Each year, the city of Tempe recognizes one individual or organization as a “Bike Hero” — highlighting the work being done in the community to increase awareness and promoting bicycling as a viable mode of transportation. This year’s honoree is Trisalyn Nelson, director of the School of Geographical Sciences and Urban Planning at Arizona State University.
“Dr. (Nelson) is a Tempe treasure, with so many facets to her bike heroism," said Lauren Kuby, vice mayor for the city of Tempe. "Her bike advocacy, her passion for bike safety and her scholarly contributions are a shining example to us all. She walks — or bikes! — the talk and is a role model for her students, neighbors and the larger community.”
Nelson is frequently seen around campus on her bike — her favorite mode of transportation around Tempe’s campus – and is also a strong advocate for creating safer spaces for bicyclists. Following an almost crash she experienced while riding her bike, Nelson decided to take action. Combining her GIS expertise and enthusiasm for biking, bikemaps.org is a platform to collect crowdsourced data to identify where crashes, near misses, hazards and bike thefts were taking place. Today, data is submitted from more than 40 countries.
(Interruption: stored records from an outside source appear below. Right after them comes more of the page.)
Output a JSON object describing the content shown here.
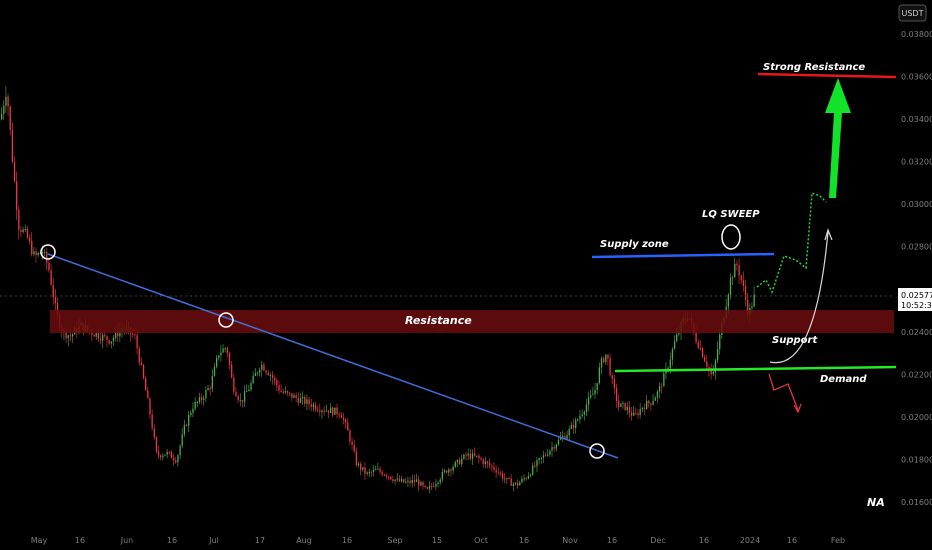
{
  "chart_data": {
    "type": "candlestick",
    "currency": "USDT",
    "ylim": [
      0.0153,
      0.0397
    ],
    "y_ticks": [
      "0.03800",
      "0.03600",
      "0.03400",
      "0.03200",
      "0.03000",
      "0.02800",
      "0.02400",
      "0.02200",
      "0.02000",
      "0.01800",
      "0.01600"
    ],
    "y_tick_values": [
      0.038,
      0.036,
      0.034,
      0.032,
      0.03,
      0.028,
      0.024,
      0.022,
      0.02,
      0.018,
      0.016
    ],
    "x_ticks": [
      "May",
      "16",
      "Jun",
      "16",
      "Jul",
      "17",
      "Aug",
      "16",
      "Sep",
      "15",
      "Oct",
      "16",
      "Nov",
      "16",
      "Dec",
      "16",
      "2024",
      "16",
      "Feb"
    ],
    "current_price": "0.02577",
    "countdown": "10:52:34",
    "price_path": [
      [
        0,
        0.034
      ],
      [
        6,
        0.0355
      ],
      [
        12,
        0.032
      ],
      [
        18,
        0.029
      ],
      [
        26,
        0.0285
      ],
      [
        34,
        0.0275
      ],
      [
        42,
        0.0278
      ],
      [
        48,
        0.027
      ],
      [
        56,
        0.0248
      ],
      [
        62,
        0.024
      ],
      [
        70,
        0.0238
      ],
      [
        80,
        0.0243
      ],
      [
        90,
        0.024
      ],
      [
        100,
        0.0238
      ],
      [
        110,
        0.0236
      ],
      [
        122,
        0.0242
      ],
      [
        134,
        0.0238
      ],
      [
        144,
        0.0215
      ],
      [
        150,
        0.02
      ],
      [
        156,
        0.0182
      ],
      [
        166,
        0.0183
      ],
      [
        176,
        0.018
      ],
      [
        184,
        0.0195
      ],
      [
        192,
        0.0205
      ],
      [
        200,
        0.0208
      ],
      [
        210,
        0.0215
      ],
      [
        218,
        0.023
      ],
      [
        226,
        0.0233
      ],
      [
        232,
        0.0215
      ],
      [
        240,
        0.0207
      ],
      [
        250,
        0.0215
      ],
      [
        260,
        0.0225
      ],
      [
        270,
        0.022
      ],
      [
        280,
        0.0212
      ],
      [
        290,
        0.021
      ],
      [
        300,
        0.0208
      ],
      [
        310,
        0.0206
      ],
      [
        320,
        0.0204
      ],
      [
        330,
        0.0203
      ],
      [
        340,
        0.0202
      ],
      [
        348,
        0.0192
      ],
      [
        356,
        0.0178
      ],
      [
        366,
        0.0173
      ],
      [
        376,
        0.0175
      ],
      [
        386,
        0.0173
      ],
      [
        396,
        0.017
      ],
      [
        406,
        0.0169
      ],
      [
        416,
        0.017
      ],
      [
        426,
        0.0165
      ],
      [
        436,
        0.017
      ],
      [
        446,
        0.0175
      ],
      [
        456,
        0.0178
      ],
      [
        466,
        0.0182
      ],
      [
        476,
        0.0181
      ],
      [
        486,
        0.0178
      ],
      [
        496,
        0.0175
      ],
      [
        506,
        0.017
      ],
      [
        516,
        0.0168
      ],
      [
        526,
        0.0172
      ],
      [
        536,
        0.0178
      ],
      [
        546,
        0.0183
      ],
      [
        556,
        0.0188
      ],
      [
        566,
        0.0192
      ],
      [
        576,
        0.0198
      ],
      [
        586,
        0.0206
      ],
      [
        594,
        0.0212
      ],
      [
        600,
        0.0225
      ],
      [
        606,
        0.023
      ],
      [
        612,
        0.0215
      ],
      [
        618,
        0.0205
      ],
      [
        624,
        0.0205
      ],
      [
        634,
        0.02
      ],
      [
        642,
        0.0205
      ],
      [
        650,
        0.0207
      ],
      [
        658,
        0.0212
      ],
      [
        666,
        0.0222
      ],
      [
        674,
        0.0235
      ],
      [
        682,
        0.0245
      ],
      [
        688,
        0.0248
      ],
      [
        694,
        0.0238
      ],
      [
        700,
        0.0232
      ],
      [
        706,
        0.0225
      ],
      [
        712,
        0.0218
      ],
      [
        718,
        0.0235
      ],
      [
        724,
        0.025
      ],
      [
        730,
        0.0265
      ],
      [
        736,
        0.0272
      ],
      [
        742,
        0.0262
      ],
      [
        748,
        0.0248
      ],
      [
        754,
        0.0257
      ]
    ]
  },
  "annotations": {
    "resistance": "Resistance",
    "supply_zone": "Supply zone",
    "lq_sweep": "LQ SWEEP",
    "support": "Support",
    "demand": "Demand",
    "strong_resistance": "Strong Resistance",
    "watermark": "NA"
  },
  "colors": {
    "up": "#26a69a",
    "down": "#ef5350",
    "bull_candle": "#4caf50",
    "bear_candle": "#f23645",
    "resistance_zone": "#6b0d0d",
    "trendline": "#3f6fd8",
    "supply_line": "#2962ff",
    "demand_line": "#26e826",
    "strong_resistance_line": "#e8171a",
    "arrow_green": "#12e22a"
  }
}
“Bikemaps.org can help make biking safer, and safe biking means more people can ride,” said Nelson.
Safety is a huge concern for Nelson, as well as for city planners and governments — including those who selected her for the “Bike Hero” award she received during a Tempe City Council meeting on Aug. 15.
“Just this week I noticed a hot spot of reporting on bikemaps.org and was able to alert the city to an intersection that they may want to investigate to improve bike safety,” said Nelson. “The city of Tempe has amazing staff that are great to work with.”
Nelson’s work can also be seen around the ASU Tempe campus, including two bike counters that were installed in 2018. This joint effort with ASU Parking and Transit Services marked the first effort by the university to obtain continuous data on the number of bicyclists on the Tempe campus.
Whether the work is happening locally on the ASU campus or through data collection happening worldwide, Nelson serves as a strong advocate for bicyclists.
“Being on my bike just makes me happy. I love the freedom, exercise and cost savings, plus it’s sustainable and clean,” she said. “To me, bikes are a solution to so many things that getting more people on bikes is my passion.”
Nelson was also recognized for her work research on bicycling safety in 2018 when she was named the “Research Professional of the Year” by the Association of Pedestrian and Bicycle Professionals.